What Works
The best thing about the map of the camps around Darfur is that it exists at all. After looking at some of the elaborate maps that have been part of the news coverage of Gaza (see the one here, click through on the caption for a larger image) and earlier, of the bombings in Mumbai, I assumed I would be able to find something of similar quality related to the camps around Darfur to sate my curiosity about how big the camps are, where they are, how they are supplied, whether or not they are targets, and so on. But this map from USAID is one of the only things I could find around these interwebs that presented a basic map narrative of the camps in Darfur. Notably, I found many graphics promoting concerts that were fundraisers or awareness-raisers for the people in Darfur. Some of these concert posters and t-shirts got around the (apparently) tricky question of where Darfur is by just using an outline of the continent of Africa.
What Needs Work
The lack of a decent map-narrative around the problems in Sudan/Darfur indicates an uncomfortable fissure in the epistemology of crisis. I’m willing to conjecture that there may be an inverse relationship between perceived cultural differences and the production of ‘fact’ based information around crises. There isn’t an easy way to measure social/cultural difference, but it seems that the greater the degree of “otherness” of the people undergoing a crisis, the more likely the story is to be covered not with an onslaught of ‘hard facts’ that can be diagrammed, mapped, combed, regressed, permuted, computed, etc. but rather the story will be covered by emotive tools like first person narratives, photographs, and even awareness raising concerts, vigils, and that sort of thing.
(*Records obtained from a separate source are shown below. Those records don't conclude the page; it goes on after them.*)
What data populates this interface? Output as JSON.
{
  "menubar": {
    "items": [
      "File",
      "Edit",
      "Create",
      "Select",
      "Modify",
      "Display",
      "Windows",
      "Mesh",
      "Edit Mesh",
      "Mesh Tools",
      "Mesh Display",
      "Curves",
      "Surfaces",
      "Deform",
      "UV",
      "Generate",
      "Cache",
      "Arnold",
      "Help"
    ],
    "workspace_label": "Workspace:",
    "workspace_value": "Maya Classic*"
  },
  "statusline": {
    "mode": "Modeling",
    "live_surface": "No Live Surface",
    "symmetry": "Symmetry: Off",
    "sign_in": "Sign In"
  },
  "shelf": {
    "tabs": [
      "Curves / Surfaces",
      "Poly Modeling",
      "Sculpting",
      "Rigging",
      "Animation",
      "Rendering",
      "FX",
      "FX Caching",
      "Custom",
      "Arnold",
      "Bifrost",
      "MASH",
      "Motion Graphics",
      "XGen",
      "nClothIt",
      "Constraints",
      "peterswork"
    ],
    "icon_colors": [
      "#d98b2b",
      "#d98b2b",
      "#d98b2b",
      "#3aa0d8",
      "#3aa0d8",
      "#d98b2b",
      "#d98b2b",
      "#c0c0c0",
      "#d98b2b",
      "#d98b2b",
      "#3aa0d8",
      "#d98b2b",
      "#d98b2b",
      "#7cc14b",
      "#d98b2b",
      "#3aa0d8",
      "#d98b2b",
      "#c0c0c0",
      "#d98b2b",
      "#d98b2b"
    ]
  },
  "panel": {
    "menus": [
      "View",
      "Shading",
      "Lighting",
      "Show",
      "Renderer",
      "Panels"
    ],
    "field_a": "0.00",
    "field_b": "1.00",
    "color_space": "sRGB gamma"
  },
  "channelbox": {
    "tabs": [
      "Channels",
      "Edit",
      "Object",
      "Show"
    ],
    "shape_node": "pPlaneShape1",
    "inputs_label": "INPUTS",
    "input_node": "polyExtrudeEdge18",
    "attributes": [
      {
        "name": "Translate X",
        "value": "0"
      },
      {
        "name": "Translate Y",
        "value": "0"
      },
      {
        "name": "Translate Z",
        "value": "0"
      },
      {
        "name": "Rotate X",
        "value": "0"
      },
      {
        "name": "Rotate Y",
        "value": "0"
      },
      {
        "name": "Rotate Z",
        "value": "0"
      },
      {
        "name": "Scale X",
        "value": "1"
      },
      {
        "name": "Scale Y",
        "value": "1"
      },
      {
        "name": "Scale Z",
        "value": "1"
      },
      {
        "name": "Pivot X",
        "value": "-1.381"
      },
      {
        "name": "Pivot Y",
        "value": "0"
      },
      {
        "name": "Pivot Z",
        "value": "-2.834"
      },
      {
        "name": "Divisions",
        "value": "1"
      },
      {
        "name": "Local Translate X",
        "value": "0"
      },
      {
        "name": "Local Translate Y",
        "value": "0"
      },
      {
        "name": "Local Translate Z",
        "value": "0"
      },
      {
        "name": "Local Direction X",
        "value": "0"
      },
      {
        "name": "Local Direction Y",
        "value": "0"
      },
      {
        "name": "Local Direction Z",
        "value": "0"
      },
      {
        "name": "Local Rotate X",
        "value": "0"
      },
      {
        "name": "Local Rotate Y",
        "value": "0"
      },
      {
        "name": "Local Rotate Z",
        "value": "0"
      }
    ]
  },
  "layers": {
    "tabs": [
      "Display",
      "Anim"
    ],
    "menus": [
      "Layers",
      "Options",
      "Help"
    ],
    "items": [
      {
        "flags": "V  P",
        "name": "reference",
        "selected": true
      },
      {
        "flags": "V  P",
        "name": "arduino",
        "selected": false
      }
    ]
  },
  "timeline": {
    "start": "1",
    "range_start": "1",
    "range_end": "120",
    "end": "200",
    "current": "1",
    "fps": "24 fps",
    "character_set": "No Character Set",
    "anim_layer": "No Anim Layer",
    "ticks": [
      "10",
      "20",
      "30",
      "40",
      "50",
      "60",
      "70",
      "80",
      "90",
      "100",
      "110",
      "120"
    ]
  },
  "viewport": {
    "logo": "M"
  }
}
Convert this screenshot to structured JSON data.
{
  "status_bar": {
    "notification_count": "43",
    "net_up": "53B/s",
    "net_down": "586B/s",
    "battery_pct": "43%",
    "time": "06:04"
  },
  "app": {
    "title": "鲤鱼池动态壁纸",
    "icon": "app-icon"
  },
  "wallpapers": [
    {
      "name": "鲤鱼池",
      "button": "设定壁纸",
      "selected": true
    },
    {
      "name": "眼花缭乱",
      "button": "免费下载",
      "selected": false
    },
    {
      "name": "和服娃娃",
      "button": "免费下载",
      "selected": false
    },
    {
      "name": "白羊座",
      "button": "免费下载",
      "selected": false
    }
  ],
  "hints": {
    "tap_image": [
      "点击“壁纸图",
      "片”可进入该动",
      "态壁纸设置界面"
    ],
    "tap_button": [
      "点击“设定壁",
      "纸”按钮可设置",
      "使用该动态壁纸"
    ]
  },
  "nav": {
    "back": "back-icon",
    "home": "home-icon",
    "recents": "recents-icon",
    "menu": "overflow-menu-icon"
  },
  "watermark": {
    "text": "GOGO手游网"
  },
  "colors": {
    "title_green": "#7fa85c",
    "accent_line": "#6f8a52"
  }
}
I would love to hear what readers think about this theory of mine and I’ll continue to look for examples of differences in the use of information graphics across seemingly similar data sets.
Relevant Resources
BBC Map of Gaza Offensive – Week One (5 January 2009) with narrative time line.
NYTimes.com Israel and Hamas: Conflict in Gaza (4 January 2009) with narrative time line.
The United States Holocaust Museum Mapping Initiatives Crisis in Darfur. This is a plug-in to googleEarth that layers photos, videos, quotes, and a bit of 2004 information about the camps on the googleEarth map of Sudan/Chad.
Comments 3
Samia Babiher — February 4, 2009
Lack of first person narratives, and other appropriate forms of cultural expressions in the case of Darfur truely indicates a painful gap in the epistemology of crisis not only Darfourian but for all Sudanese. The more likely the story meant to be covered with hard mapped facts the more it seems effortless/safe to discuss the topic of 'otherness' and sociocultural difference. I hardly noticed any real theory on " Slogans and challenges of indigenous otherness" in Darfur as an entity, and about Darfur as part of an area of one million esq. miles the territory of Sudan! Yet, UN and others 'urge' Sudanese to solve their severe problems by themselves, and not to disturb neigbours and world security!
Mapping murder « A possie in Aussie — February 4, 2009
[...] blogger at Contexts Graphic Sociology noticed that there were plenty of detailed maps of the news coverage of Gaza. On searching for [...]
Laura Norén — February 5, 2009
Just wanted to post a little update on the issue of the lack of attempts to massage information coming out of Sudan into diagrammatic, orderly info graphic representations (as opposed to the evocative, emotional first person narratives and images of beautiful suffering).
I found additional maps of Sudan via the Internal Displacement Monitoring Centre but I must note that none were as richly detailed as I would have liked.